Bryce Taylor

Personal information
- Full name: Bryce Taylor
- Date of birth: March 19, 1989 (age 37)
- Place of birth: Broken Arrow, Oklahoma, United States
- Height: 6 ft 2 in (1.88 m)
- Positions: Winger; forward;

Youth career
- 2005–2007: Broken Arrow Tigers

College career
- Years: Team / Apps / (Gls)
- 2007–2008: Rogers State Hillcats
- 2009–2010: Midwestern State Mustangs

Senior career*
- Years: Team / Apps / (Gls)
- 2009–2010: DFW Tornados / 25 / (4)
- 2011: Mississippi Brilla / 11 / (1)
- 2012–2013: Wilmington Hammerheads / 46 / (6)
- 2013: Tulsa Revolution (indoor) / 4 / (1)
- 2015: Austin Aztex / 5 / (0)
- 2016: Wilmington Hammerheads / 5 / (0)
- 2016: Tulsa Roughnecks / 16 / (1)

= Bryce Taylor (soccer) =

American soccer player (born 1989)

Bryce Taylor (born March 19, 1989) is an American soccer player.

==Career==
Taylor played college soccer at Rogers State University between 2007 and 2010. During his time at RSU, Taylor also played with USL Premier Development League club DFW Tornados between 2009 and 2010.

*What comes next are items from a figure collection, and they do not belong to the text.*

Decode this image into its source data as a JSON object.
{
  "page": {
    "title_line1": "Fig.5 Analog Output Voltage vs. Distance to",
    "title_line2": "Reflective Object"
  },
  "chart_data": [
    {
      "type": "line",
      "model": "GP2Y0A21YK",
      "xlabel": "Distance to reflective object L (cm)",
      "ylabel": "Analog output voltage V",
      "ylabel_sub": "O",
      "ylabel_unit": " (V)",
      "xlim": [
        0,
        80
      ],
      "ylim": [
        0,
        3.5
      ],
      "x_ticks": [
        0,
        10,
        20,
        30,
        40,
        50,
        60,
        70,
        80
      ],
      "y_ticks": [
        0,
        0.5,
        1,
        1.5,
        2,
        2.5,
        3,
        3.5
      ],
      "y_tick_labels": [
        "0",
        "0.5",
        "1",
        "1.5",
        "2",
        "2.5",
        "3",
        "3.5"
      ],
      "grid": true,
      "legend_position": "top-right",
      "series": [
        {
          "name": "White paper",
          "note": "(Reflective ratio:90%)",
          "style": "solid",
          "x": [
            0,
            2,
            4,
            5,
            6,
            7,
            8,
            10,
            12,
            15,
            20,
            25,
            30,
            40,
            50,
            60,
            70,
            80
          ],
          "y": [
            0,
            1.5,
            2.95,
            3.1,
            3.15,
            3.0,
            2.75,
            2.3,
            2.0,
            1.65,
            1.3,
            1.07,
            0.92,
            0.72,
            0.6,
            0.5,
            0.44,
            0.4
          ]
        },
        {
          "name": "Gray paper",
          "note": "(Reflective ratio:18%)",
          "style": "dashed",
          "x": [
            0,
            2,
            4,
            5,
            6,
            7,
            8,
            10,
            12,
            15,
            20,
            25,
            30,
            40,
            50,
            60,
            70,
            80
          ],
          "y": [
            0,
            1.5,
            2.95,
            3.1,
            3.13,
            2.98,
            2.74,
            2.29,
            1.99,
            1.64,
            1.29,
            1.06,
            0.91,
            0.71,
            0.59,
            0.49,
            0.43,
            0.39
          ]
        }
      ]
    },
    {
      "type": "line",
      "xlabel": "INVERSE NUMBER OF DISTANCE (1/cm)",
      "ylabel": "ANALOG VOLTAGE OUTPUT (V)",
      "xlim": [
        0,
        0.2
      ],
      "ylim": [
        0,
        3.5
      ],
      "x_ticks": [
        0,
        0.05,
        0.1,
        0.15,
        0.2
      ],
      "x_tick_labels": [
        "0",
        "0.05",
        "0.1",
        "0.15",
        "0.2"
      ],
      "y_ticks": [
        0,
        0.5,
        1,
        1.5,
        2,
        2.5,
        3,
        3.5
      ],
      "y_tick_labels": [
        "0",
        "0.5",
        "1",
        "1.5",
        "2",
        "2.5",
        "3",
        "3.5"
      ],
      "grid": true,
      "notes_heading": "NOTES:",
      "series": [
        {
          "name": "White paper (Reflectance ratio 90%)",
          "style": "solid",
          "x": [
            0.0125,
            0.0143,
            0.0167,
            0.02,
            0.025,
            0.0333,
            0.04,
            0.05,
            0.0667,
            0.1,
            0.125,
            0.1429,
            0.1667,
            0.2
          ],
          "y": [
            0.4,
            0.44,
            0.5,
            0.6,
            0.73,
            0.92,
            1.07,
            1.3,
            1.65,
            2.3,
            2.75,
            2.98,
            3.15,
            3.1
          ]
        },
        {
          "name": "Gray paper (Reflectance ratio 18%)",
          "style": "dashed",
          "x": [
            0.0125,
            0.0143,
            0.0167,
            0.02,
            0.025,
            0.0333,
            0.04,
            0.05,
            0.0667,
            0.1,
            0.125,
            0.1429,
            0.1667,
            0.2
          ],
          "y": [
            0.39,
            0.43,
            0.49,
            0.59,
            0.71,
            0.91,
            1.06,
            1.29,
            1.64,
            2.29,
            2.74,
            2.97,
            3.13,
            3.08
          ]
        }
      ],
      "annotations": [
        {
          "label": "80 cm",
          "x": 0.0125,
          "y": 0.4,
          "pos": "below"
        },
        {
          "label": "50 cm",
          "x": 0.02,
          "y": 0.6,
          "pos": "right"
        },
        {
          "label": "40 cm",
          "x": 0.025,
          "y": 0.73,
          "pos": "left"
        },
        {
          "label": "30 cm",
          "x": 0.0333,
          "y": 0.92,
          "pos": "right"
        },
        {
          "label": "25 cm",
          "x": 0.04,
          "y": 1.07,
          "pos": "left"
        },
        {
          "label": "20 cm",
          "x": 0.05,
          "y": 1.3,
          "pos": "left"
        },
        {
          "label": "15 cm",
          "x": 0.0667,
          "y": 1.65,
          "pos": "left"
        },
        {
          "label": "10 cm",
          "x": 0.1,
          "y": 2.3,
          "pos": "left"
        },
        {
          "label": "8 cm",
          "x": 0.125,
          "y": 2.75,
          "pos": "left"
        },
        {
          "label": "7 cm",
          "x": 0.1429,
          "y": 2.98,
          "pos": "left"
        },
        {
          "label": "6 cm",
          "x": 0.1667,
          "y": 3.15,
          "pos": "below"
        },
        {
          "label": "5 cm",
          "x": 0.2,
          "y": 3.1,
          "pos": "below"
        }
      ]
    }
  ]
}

After leaving college, Taylor stayed in the USL Premier Development League, signing with Mississippi Brilla for the 2011 season.

Taylor signed his first professional contract with USL Pro club Wilmington Hammerheads in February 2012.

In October 2013, he joined the Tulsa Revolution of the Professional Arena Soccer League.

Taylor signed with USL Pro club Austin Aztex on January 19, 2015.

Taylor was widely known for his 2017 MVP when he played for the Tulsa Roughnecks. Scoring 34 goals in only 23 games. Still a record to this day.